Monday, November 11, 2024

Finishing the Race – Strong! (9)

 

 

“But Paul kept insisting that they should not take him [Mark] along who had deserted them…and there occurred such a sharp disagreement that they separated from one another.” (See Acts 15:36 – 41).

 

When Barnabas and Mark showed up in Cyprus and folks wanted to know where Paul was, I wonder how Barnabas responded? When Paul and Silas traveled through Syria and Cilicia, and the brethren asked about Barnabas, I wonder how Paul responded?

 

Not only would Mark come to be a trusted fellow worker with Paul, but Paul and Barnabas worked through their sharp disagreement. While we don’t know the details of this, can’t we surmise that for Paul to come to value Mark, that he also must have valued Barnabas’s firm commitment to Mark in Acts 15? Perhaps Paul looked back and thought, “I didn’t see what Barnabas saw”?

 

Subsequent to Acts 15, Paul writes this to the Corinthians, “Or do only Barnabas and I not have a right to refrain from working?” (1 Cor. 9:6). Paul could have used an example other than Barnabas, but he chose his old friend and fellow laborer.

 

Little did Paul realize that in the sharp dispute with Barnabas over Mark, that Barnabas was preserving the calling of a brother who Paul would come to value and desire to be with him during his last days on earth. “Pick up Mark and bring him with you, for he is useful to me for service” (2 Tim. 4:11). Can we imagine the conversations that Mark and Timothy had when they traveled together? Did Timothy say, “Mark, tell me what happened in Antioch between Paul and Barnabas”?

 

What did Mark learn through the experience? How did he think and feel to see two dear friends argue over whether they should include him or not? Did he feel remorse at his earlier abandonment of Paul and Barnabas?

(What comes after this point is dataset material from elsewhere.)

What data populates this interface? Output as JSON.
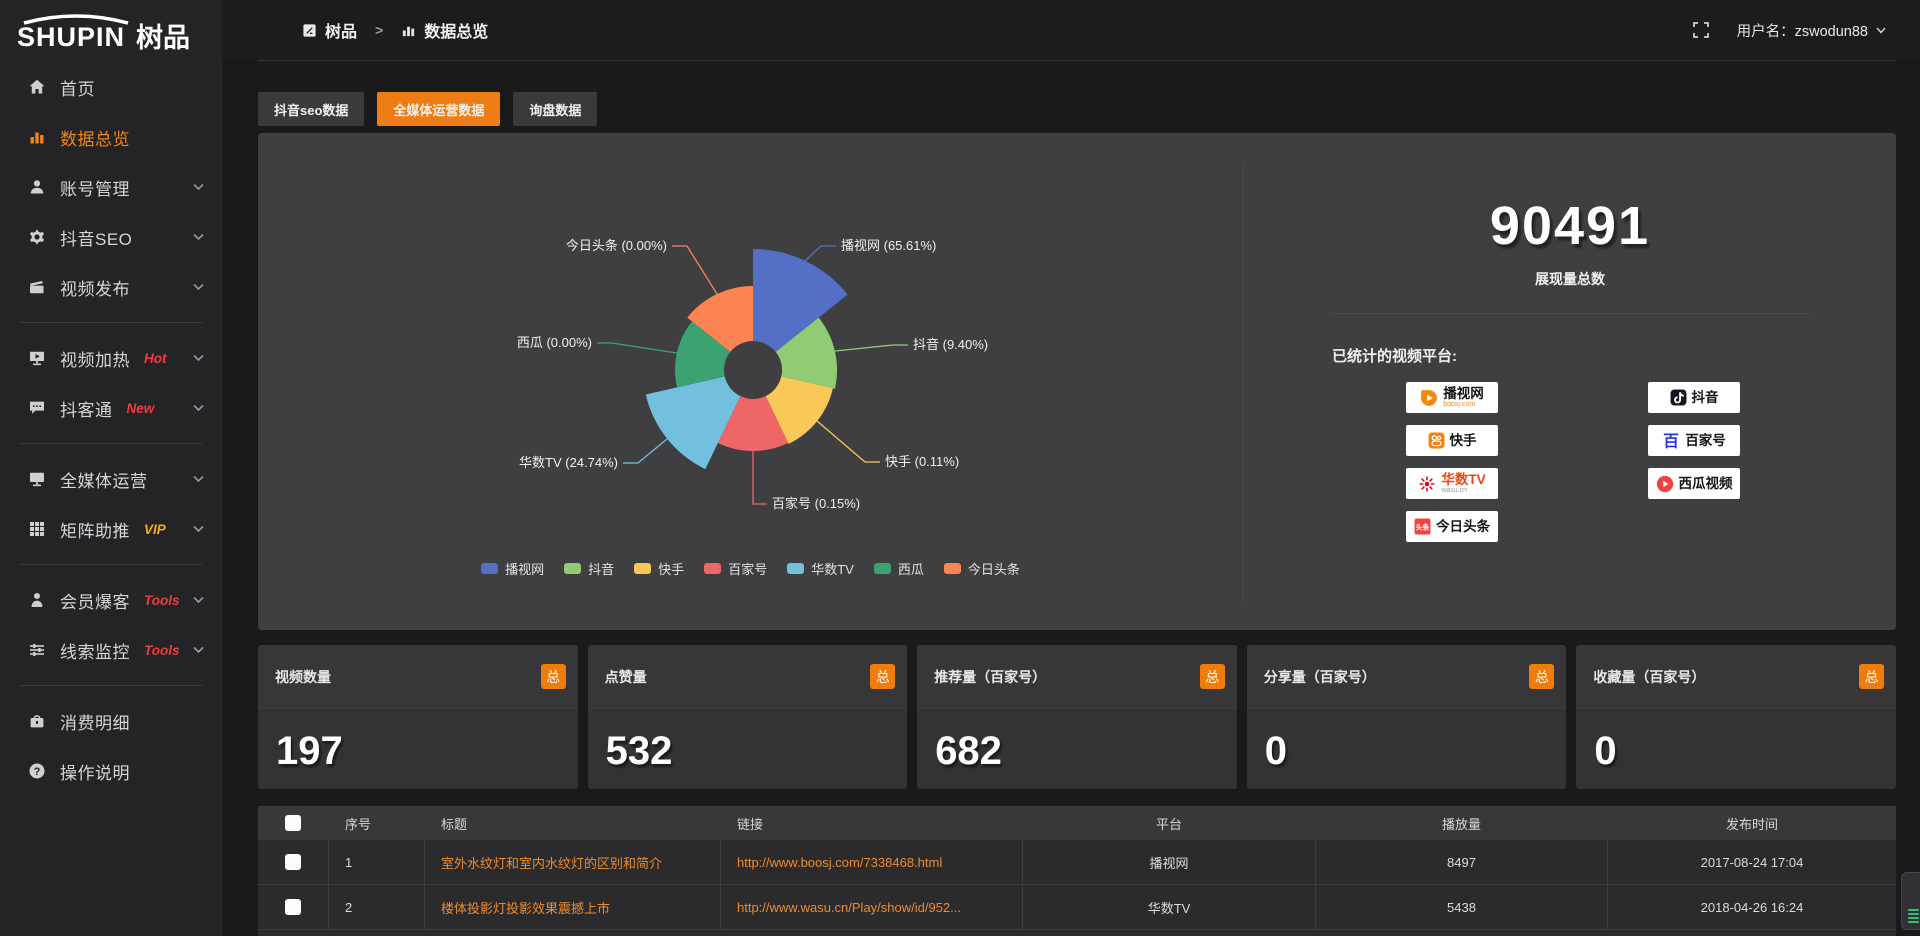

Was he yearning for a second opportunity to be faithful in ministry?

 

O friends, Barnabas’s faithfulness to Mark brought us the Gospel of Mark.  

 

Isn’t this what we would expect from Barnabas? In Acts 9:26-27 we see that after Paul’s conversion, when he went to Jerusalem to meet with disciples, that “they were all afraid of him, not believing that he was a disciple. But Barnabas took hold of him and brought him to the apostles and described to them how he had seen the Lord on the road, and that He had talked to him, and how at Damascus he had spoken out boldly in the name of Jesus.”

 

Later, when Barnabas arrives in Antioch, after assessing the situation with the new disciples, we read that “he left for Tarsus to look for Saul [Paul], and when he had found him, he brought him to Antioch” (Acts 11:19 – 26).

 

Barnabas was committed to people, and he was gifted in bringing people together – he saw gifts and graces in others that perhaps they did not see. Not only did his faithfulness to Mark result in the Gospel of Mark, his faithfulness to Paul resulted in much of the New Testament.

 

We are called to be committed and faithful to one another as we run the race and finish strong. We cannot tell what the future holds, we seldom see clearly and then not for a great distance. We do not know the full stories of others in our lives, but we ought to know that we are called to faithfulness – faithfulness to Jesus and faithfulness to one another.

 

Let it never be said of us that we abandoned a brother or sister. Let it rather be said that we were committed and faithful to others as we ran the race and finished strong – helping others to cross the finish line.